Saxophonist John Doheny was born in Seattle Washington in 1953 but has spent much of his adult life in Canada, primarily in Vancouver and Toronto. After early experiences accompanying strippers in bars and cabarets he became a professional R&B sideman in the late 1970s, touring and recording with artists both prominent and obscure. In 1991 he returned to Vancouver and began a program of intense musical study, both in academe (Vancouver Community College, the University of British Columbia) and in the more informal area of performance. He asserts that "all human intercourse is either an opportunity to learn or to teach. Everything that I know about jazz performance (to the extent that I know anything at all) I owe to those players, teachers and students who have suffered to share the bandstand and the teaching studio with me." Since 2003, Mr. Doheny has been a permanent resident of New Orleans, Louisiana, but makes every effort to spend summers in Canada because "it's too damn hot down here then."

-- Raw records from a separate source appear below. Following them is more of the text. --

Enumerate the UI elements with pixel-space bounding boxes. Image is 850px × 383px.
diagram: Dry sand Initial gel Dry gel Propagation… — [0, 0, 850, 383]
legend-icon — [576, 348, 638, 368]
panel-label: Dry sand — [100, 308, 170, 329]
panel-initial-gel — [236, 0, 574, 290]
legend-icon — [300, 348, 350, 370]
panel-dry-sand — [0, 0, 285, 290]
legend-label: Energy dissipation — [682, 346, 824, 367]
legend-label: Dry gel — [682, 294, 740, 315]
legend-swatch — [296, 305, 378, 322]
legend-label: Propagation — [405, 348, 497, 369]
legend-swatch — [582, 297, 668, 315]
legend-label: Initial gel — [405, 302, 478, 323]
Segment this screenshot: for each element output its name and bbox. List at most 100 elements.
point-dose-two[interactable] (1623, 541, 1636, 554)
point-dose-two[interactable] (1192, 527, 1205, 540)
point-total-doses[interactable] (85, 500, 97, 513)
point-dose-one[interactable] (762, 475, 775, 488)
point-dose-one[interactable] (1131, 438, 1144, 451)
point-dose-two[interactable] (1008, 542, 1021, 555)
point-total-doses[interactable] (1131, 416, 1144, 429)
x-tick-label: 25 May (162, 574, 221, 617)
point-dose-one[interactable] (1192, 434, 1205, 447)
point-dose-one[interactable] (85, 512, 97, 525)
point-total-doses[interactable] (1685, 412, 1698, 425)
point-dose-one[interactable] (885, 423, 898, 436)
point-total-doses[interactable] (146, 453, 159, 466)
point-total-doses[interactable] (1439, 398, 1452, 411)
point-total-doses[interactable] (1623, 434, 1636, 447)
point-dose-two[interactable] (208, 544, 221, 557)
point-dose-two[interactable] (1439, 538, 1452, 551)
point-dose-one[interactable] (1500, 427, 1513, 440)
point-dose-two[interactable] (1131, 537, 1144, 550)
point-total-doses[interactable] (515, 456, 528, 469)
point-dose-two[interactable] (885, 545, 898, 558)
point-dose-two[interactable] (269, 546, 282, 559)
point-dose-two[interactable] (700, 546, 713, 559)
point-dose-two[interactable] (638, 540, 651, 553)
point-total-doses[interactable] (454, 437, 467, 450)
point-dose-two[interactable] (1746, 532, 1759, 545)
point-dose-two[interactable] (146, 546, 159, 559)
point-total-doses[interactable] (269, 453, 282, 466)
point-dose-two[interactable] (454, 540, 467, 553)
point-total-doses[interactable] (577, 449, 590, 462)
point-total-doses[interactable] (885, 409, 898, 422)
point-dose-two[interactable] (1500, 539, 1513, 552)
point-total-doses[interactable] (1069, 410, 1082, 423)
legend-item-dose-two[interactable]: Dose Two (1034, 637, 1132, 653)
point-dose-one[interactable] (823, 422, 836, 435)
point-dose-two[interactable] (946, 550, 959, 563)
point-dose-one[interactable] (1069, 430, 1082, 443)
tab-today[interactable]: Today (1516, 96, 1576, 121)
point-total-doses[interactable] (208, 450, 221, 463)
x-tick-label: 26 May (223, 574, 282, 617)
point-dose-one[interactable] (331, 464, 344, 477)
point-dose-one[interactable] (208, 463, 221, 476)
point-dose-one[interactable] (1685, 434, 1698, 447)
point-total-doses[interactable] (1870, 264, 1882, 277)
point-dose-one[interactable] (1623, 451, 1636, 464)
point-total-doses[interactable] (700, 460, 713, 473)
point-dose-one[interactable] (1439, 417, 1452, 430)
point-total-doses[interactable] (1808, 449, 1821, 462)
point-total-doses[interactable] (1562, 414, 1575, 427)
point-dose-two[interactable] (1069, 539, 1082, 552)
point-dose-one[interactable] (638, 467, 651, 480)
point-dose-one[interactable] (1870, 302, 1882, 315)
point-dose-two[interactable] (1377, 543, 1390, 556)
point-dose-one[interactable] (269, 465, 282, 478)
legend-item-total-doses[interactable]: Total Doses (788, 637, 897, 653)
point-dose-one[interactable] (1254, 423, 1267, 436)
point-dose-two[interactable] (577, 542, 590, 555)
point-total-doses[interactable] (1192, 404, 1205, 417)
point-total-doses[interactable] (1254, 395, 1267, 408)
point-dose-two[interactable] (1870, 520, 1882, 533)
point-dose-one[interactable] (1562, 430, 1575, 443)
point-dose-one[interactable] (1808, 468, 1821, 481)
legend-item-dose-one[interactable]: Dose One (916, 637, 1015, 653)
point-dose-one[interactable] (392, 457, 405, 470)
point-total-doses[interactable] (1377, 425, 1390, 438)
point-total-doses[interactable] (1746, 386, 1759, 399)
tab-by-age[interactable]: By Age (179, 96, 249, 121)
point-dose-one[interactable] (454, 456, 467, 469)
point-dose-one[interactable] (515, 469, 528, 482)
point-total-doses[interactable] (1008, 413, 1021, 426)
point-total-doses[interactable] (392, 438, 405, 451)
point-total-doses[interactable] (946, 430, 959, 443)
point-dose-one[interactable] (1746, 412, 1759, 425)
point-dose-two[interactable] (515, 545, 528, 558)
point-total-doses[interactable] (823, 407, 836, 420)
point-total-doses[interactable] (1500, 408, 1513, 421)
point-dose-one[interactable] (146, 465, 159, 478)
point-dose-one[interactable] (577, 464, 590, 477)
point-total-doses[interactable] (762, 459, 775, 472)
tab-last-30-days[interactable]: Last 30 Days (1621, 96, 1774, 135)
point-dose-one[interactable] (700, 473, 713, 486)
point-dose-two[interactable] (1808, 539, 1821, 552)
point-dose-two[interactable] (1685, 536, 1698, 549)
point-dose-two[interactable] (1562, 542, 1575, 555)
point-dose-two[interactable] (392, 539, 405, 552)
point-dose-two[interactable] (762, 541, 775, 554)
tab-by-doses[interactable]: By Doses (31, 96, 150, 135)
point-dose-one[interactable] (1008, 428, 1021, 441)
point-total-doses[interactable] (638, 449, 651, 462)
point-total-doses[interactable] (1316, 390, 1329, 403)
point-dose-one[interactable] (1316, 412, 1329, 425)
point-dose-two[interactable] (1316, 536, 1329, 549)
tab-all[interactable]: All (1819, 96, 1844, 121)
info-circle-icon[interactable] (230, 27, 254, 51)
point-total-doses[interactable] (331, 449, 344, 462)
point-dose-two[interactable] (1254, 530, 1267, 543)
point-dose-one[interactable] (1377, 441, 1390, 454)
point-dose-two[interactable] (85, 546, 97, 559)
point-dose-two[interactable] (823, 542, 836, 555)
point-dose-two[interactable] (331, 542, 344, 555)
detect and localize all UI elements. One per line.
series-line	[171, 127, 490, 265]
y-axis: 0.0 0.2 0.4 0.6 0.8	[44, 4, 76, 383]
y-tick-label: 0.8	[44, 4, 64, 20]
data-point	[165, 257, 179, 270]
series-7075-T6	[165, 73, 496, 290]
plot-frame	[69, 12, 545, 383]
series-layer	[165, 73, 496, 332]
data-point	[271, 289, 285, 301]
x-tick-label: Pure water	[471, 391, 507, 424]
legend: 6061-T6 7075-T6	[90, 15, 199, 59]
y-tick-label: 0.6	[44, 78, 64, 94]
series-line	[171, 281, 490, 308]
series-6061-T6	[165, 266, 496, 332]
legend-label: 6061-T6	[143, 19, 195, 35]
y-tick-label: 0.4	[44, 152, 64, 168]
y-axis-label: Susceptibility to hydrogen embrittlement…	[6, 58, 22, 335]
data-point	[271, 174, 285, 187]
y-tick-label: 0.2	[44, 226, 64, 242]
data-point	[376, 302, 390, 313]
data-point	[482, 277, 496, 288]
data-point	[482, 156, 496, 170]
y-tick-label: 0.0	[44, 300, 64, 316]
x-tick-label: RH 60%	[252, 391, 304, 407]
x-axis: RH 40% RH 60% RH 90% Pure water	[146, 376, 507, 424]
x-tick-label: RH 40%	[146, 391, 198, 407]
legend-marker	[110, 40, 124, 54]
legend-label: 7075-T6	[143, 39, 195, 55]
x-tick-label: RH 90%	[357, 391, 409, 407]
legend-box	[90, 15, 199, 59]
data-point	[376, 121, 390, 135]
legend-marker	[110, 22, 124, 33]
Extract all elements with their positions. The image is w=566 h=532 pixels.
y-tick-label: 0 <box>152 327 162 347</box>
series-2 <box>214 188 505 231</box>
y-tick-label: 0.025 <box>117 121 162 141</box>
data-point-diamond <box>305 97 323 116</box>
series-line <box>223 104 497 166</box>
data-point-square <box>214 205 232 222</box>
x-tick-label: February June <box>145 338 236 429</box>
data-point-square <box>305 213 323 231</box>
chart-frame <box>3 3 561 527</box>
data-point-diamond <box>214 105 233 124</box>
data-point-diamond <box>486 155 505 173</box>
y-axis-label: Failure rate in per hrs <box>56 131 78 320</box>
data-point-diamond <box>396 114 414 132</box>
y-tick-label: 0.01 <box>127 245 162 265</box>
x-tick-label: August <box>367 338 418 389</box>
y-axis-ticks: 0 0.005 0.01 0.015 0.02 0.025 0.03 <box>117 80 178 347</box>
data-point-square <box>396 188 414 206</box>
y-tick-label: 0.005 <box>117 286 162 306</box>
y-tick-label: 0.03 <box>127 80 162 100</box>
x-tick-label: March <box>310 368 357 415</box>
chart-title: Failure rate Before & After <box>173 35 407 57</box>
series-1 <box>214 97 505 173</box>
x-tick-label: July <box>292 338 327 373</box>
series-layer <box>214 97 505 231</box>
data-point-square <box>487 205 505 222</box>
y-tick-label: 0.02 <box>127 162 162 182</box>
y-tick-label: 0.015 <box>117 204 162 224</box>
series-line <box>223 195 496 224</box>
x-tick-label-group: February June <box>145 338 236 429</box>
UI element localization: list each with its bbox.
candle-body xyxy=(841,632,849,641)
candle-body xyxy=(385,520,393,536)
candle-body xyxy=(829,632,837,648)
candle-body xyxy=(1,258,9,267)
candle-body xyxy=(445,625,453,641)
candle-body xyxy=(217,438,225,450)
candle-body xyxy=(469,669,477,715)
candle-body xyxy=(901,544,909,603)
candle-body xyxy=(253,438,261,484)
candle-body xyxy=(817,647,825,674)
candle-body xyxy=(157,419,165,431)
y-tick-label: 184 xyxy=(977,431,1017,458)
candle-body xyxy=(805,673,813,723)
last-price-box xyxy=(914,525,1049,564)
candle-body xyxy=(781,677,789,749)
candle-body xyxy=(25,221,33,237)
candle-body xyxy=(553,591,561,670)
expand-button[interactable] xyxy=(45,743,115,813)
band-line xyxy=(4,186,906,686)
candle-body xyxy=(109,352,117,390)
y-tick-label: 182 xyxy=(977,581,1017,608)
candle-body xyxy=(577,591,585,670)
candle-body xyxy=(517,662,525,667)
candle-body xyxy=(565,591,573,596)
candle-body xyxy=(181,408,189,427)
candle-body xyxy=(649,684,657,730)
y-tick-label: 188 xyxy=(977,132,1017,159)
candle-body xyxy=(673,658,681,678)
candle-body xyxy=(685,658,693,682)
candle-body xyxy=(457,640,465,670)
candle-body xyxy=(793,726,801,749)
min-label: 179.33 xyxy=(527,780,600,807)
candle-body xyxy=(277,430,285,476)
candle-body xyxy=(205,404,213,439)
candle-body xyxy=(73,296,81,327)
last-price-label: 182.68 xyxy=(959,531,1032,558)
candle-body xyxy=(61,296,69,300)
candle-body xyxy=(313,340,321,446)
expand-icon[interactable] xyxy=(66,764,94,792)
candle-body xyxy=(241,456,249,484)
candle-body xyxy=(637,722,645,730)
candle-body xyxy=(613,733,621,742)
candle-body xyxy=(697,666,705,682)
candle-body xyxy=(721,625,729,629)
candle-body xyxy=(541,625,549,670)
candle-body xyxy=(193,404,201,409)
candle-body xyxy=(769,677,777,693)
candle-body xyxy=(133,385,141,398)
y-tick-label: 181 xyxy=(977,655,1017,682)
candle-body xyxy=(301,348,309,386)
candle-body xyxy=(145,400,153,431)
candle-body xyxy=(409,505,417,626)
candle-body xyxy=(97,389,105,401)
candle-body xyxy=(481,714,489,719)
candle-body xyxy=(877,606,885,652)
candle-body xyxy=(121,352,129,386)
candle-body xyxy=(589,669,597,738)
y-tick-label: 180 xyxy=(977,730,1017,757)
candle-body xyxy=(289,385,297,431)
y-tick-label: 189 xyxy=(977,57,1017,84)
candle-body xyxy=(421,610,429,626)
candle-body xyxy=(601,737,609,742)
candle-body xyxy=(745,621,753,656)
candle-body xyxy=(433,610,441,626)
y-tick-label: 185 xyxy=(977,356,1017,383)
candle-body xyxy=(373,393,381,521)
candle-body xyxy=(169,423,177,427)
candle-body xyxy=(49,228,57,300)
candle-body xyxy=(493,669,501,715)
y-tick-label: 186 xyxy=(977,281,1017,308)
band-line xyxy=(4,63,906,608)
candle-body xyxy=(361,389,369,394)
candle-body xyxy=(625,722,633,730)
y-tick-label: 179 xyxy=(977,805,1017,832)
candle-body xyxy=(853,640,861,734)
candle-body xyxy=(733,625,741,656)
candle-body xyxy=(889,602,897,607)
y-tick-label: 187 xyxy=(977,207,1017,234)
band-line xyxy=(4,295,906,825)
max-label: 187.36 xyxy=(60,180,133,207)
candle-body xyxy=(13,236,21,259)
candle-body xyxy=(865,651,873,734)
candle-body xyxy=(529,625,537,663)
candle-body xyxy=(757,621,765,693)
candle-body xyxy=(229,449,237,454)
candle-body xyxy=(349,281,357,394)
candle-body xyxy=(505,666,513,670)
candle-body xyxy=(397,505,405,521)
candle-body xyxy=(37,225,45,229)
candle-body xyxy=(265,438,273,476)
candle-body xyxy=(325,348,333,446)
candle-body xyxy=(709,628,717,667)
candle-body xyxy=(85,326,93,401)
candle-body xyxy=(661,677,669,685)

Thursday, February 10, 2011

Colleen Savage Recording Session.

Colleen Savage. Tim Stambaugh.

Jim Markway


John Doheny

Great recording session with Colleen Savage and the cats last Friday-Saturday. Colleen was in town appearing with the Tulane faculty band the Professors of Pleasure at our first Jazz at the Rat series of the season in the Rathskeller Pub in the student center here on the Tulane campus. The morning after, we all convened at Tim Stambaugh's Word Of Mouth studios in Algiers.

On day one, we did mostly piano trio stuff or variants thereof, with Jesse McBride on piano, Geoff Clapp on drums and Jim Markway on bass. I'd suggested to Colleen that, because of the total lack of opportunity to do any preproduction reheasals at all (ain't that always the way in jazz) that she bring in tunes that she'd had in her book for a long time but never recorded, and maybe we'd push the envelope a little and give them a different spin. It's my contention that a great tune can stand a lot of different treatments, and to that end we recorded things like "You'd Be So Nice To Come Home To" (which Colleen usually does as a straight-ahead medium swing) as a kind of two-beat, Ahmed Jamal groove, with the first chorus just drums and vocals only, then the whole band, then a Stan Getzish tenor solo in a flat-four swinging feel from yours truly, then drums and vocal out. This arrangement came together very quickly in the studio (it was really mostly drummer Geoff Clapp's idea) and we did a fast two takes and moved on, without even bothering with a playback. We did nine tunes this way, in about five hours.

Day two was more of the same, only with John Dobry on guitar substituting for Jesse on piano. John laid down a burning blues solo on Muddy Waters' "I Love the Life I Live," and some filigreed acoustic work on "Jitterbug Waltz." We also did a bass-and-drums-only take on Eartha Kit's "I Wanna Be Evil" and an original called "Riverboat."

I love recording this way, fast and dirty, and with a little 'hair' on it, as the old school cats used to say. I've been on pop sessions where you don't finish one tune in a day, much less thirteen in two. I think we got a very, very good CD out of this, one that showcases Colleen in a way I don't think she's really been recorded before. Killer stuff.